We know that affluent children who have opportunities and support to learn tend to out-score their less privileged peers. While there are outliers and exceptions, this is not up for debate.

Education systems around the world are being challenged to provide a more equitable system that allows all children, regardless of their background, culture or privilege, to be educated at a very high level.

When pundits call for more grit and resiliency, they aren't talking about all children. No one is demanding that high-scoring students show more grit. When people call for more grit they are talking about the low scorers -- and we know the low scorers tend to be children who are English language learners, special needs, living in poverty, suffering from mental health problems or are for complex reasons generally difficult to educate.

When we say that students need more grit and resiliency, we are really saying to these disadvantaged children that they just need to try harder. This is asinine for a couple reasons:

Firstly, children in poverty are often the ones facing the most challenges and are already exhibiting impressive amounts of resiliency. I teach in a children's inpatient psychiatric assessment unit, so I work with these kids daily. It's easier for children to "pull up their socks" if they own socks. These children don't need grit -- they need their basic needs met.

Secondly, too often the argument for more grit in children is an abdication of the system's responsibility to make things more equitable. I'm all for growth-mindset and resiliency, I teach it everyday, but they are not systemic solutions to inequality and inequity. Systems thinking tells us that improving education has less to do with characteristics of individual teachers and students and more to do with priorities of schools and school systems.

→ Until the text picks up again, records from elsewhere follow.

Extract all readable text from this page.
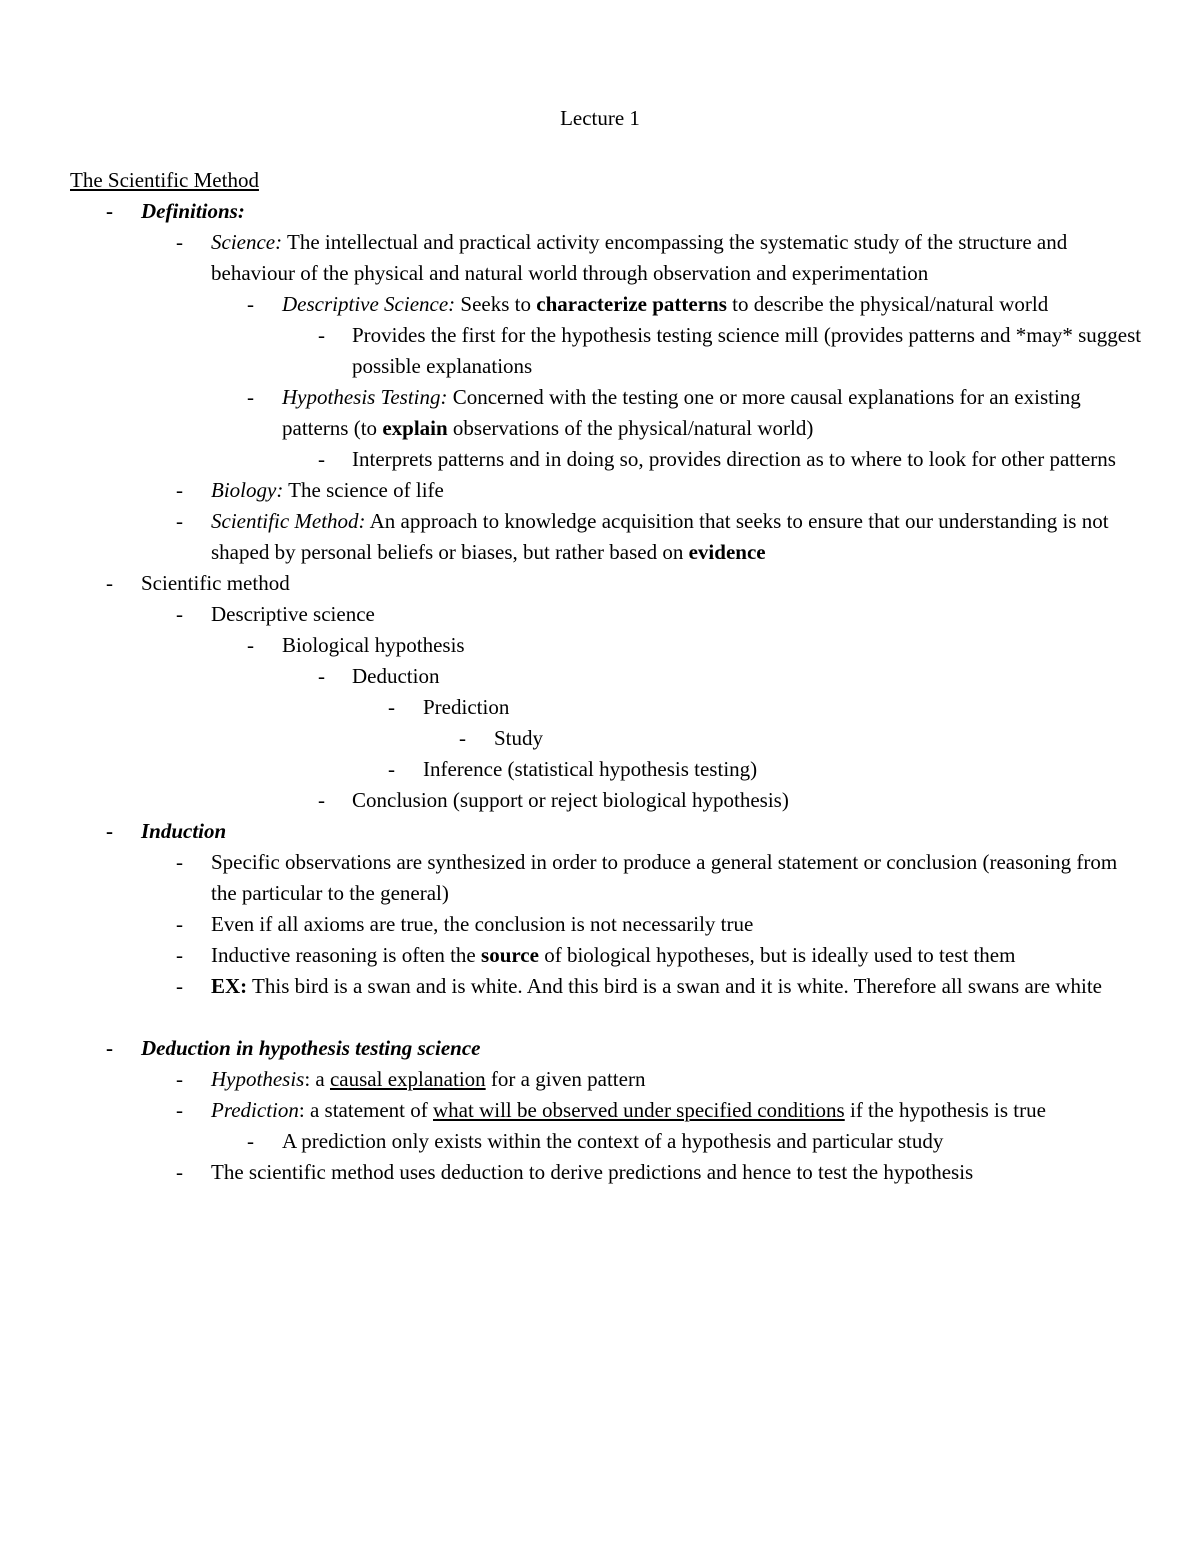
Lecture 1
The Scientific Method
- Definitions:
- Science: The intellectual and practical activity encompassing the systematic study of the structure and behaviour of the physical and natural world through observation and experimentation
- Descriptive Science: Seeks to characterize patterns to describe the physical/natural world
- Provides the first for the hypothesis testing science mill (provides patterns and *may* suggest possible explanations
- Hypothesis Testing: Concerned with the testing one or more causal explanations for an existing patterns (to explain observations of the physical/natural world)
- Interprets patterns and in doing so, provides direction as to where to look for other patterns
- Biology: The science of life
- Scientific Method: An approach to knowledge acquisition that seeks to ensure that our understanding is not shaped by personal beliefs or biases, but rather based on evidence
- Scientific method
- Descriptive science
- Biological hypothesis
- Deduction
- Prediction
- Study
- Inference (statistical hypothesis testing)
- Conclusion (support or reject biological hypothesis)
- Induction
- Specific observations are synthesized in order to produce a general statement or conclusion (reasoning from the particular to the general)
- Even if all axioms are true, the conclusion is not necessarily true
- Inductive reasoning is often the source of biological hypotheses, but is ideally used to test them
- EX: This bird is a swan and is white. And this bird is a swan and it is white. Therefore all swans are white
- Deduction in hypothesis testing science
- Hypothesis: a causal explanation for a given pattern
- Prediction: a statement of what will be observed under specified conditions if the hypothesis is true
- A prediction only exists within the context of a hypothesis and particular study
- The scientific method uses deduction to derive predictions and hence to test the hypothesis
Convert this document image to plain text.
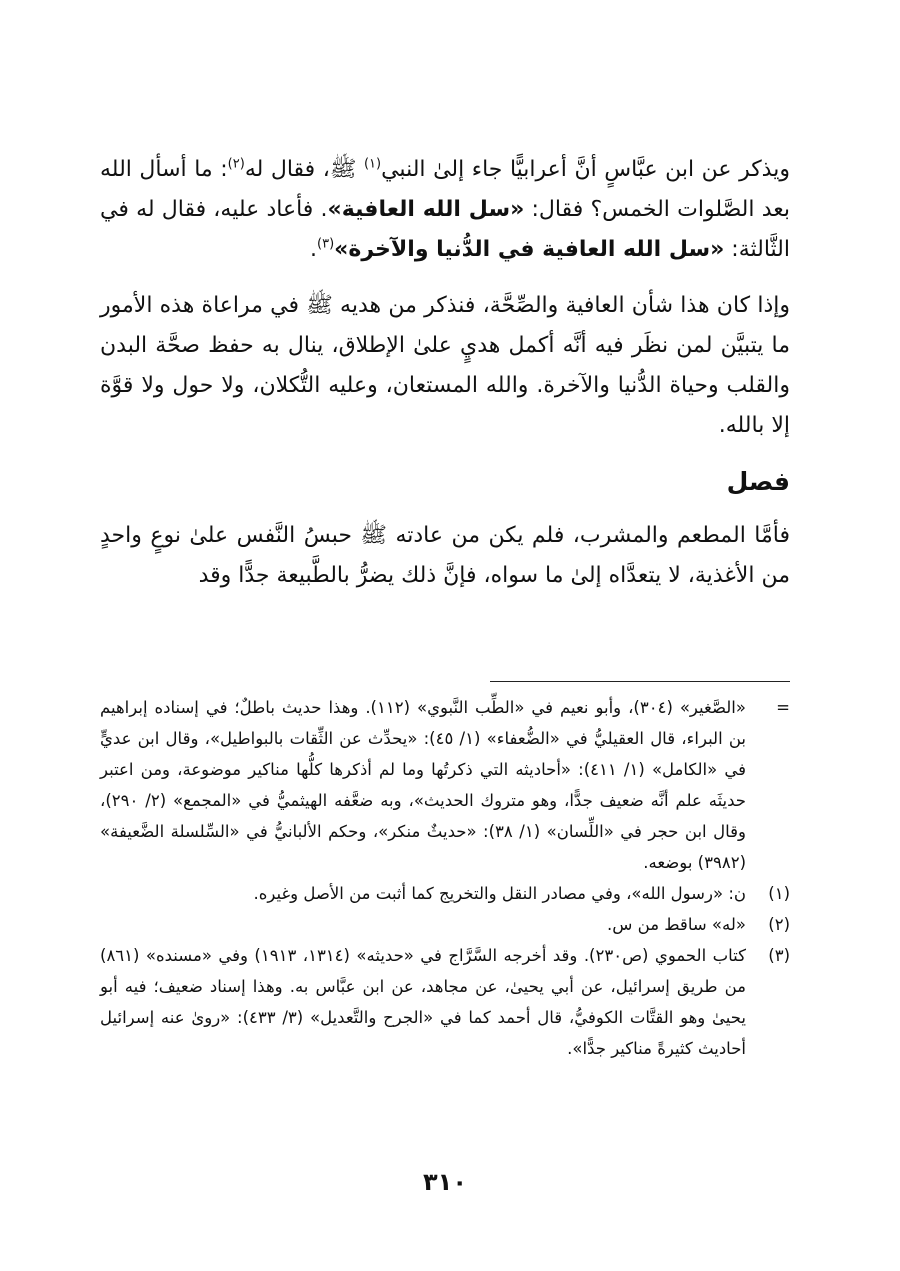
ويذكر عن ابن عبَّاسٍ أنَّ أعرابيًّا جاء إلىٰ النبي$^{(١)}$ ﷺ، فقال له$^{(٢)}$: ما أسأل الله بعد الصَّلوات الخمس؟ فقال: «سل الله العافية». فأعاد عليه، فقال له في الثَّالثة: «سل الله العافية في الدُّنيا والآخرة»$^{(٣)}$.

وإذا كان هذا شأن العافية والصِّحَّة، فنذكر من هديه ﷺ في مراعاة هذه الأمور ما يتبيَّن لمن نظَر فيه أنَّه أكمل هديٍ علىٰ الإطلاق، ينال به حفظ صحَّة البدن والقلب وحياة الدُّنيا والآخرة. والله المستعان، وعليه التُّكلان، ولا حول ولا قوَّة إلا بالله.

فصل

فأمَّا المطعم والمشرب، فلم يكن من عادته ﷺ حبسُ النَّفس علىٰ نوعٍ واحدٍ من الأغذية، لا يتعدَّاه إلىٰ ما سواه، فإنَّ ذلك يضرُّ بالطَّبيعة جدًّا وقد

=
«الصَّغير» (٣٠٤)، وأبو نعيم في «الطِّب النَّبوي» (١١٢). وهذا حديث باطلٌ؛ في إسناده إبراهيم بن البراء، قال العقيليُّ في «الضُّعفاء» (١/ ٤٥): «يحدِّث عن الثِّقات بالبواطيل»، وقال ابن عديٍّ في «الكامل» (١/ ٤١١): «أحاديثه التي ذكرتُها وما لم أذكرها كلُّها مناكير موضوعة، ومن اعتبر حديثَه علم أنَّه ضعيف جدًّا، وهو متروك الحديث»، وبه ضعَّفه الهيثميُّ في «المجمع» (٢/ ٢٩٠)، وقال ابن حجر في «اللِّسان» (١/ ٣٨): «حديثٌ منكر»، وحكم الألبانيُّ في «السِّلسلة الضَّعيفة» (٣٩٨٢) بوضعه.
(١)
ن: «رسول الله»، وفي مصادر النقل والتخريج كما أثبت من الأصل وغيره.
(٢)
«له» ساقط من س.
(٣)
كتاب الحموي (ص٢٣٠). وقد أخرجه السَّرَّاج في «حديثه» (١٣١٤، ١٩١٣) وفي «مسنده» (٨٦١) من طريق إسرائيل، عن أبي يحيىٰ، عن مجاهد، عن ابن عبَّاس به. وهذا إسناد ضعيف؛ فيه أبو يحيىٰ وهو القتَّات الكوفيُّ، قال أحمد كما في «الجرح والتَّعديل» (٣/ ٤٣٣): «روىٰ عنه إسرائيل أحاديث كثيرةً مناكير جدًّا».
٣١٠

Thirdly, children who are a challenge to educate, whether they be English language learners, special needs, mentally ill, easily frustrated or chronically irritable, don't need to be reminded of our expectations or told to try harder. If we resign ourselves to thinking children just need more grit, we might be tempted to frame this as a motivation problem that can be solved with rewards and punishments. We need to move away from the mindset that says children will be successful if they want to and move towards the mindset that says children will be successful when they can. 

Lastly, for every time we encourage kids to not throw in the towel or to get back on the horse when they fall off, we need to reflect on the environments children are living and learning in and the tasks they are required to do. Sometimes the child's environment is abusive and neglectful, and sometimes the tasks required of them are developmentally inappropriate or simply unengaging and irrelevant -- either way, more grit might teach kids how to play a game stacked against their favour without teaching them how to change the game.

I've also found that the people who call for more grit from students tend to also be the people who claim we need to go back to basics -- to which I ask, "when did we leave?" Alfie Kohn writes:
The notion that our schools have strayed from the old-fashioned teaching that used to be successful is dead wrong on two counts. First, old-fashioned methods weren’t all that successful in the past either. It may not be easy for us to admit, but those methods caused countless people to give up on school and think of themselves as stupid. Even people who used to be successful students often don’t show much depth of understanding, much capacity for critical reflection, or a lifelong love of learning.
People who call for more grit and a back to basics approach tend to suffer from what Jamie Vollmer describes as Nostesia which "is a hallucinogenic mixture of 50% nostalgia and 50% amnesia that distorts rational thinking."

It's easy to call for more grit.

It's easy to cry that we need to go back to basics.

It's easy to blame the kids and the schools.

It's easy because it means we don't have to reflect inward - rather we just have to look outward. Challenging one's own practices and system priorities can be tough but nothing will ever change and schools will never improve as long as we place all the responsibility for change and improvement on students and schools.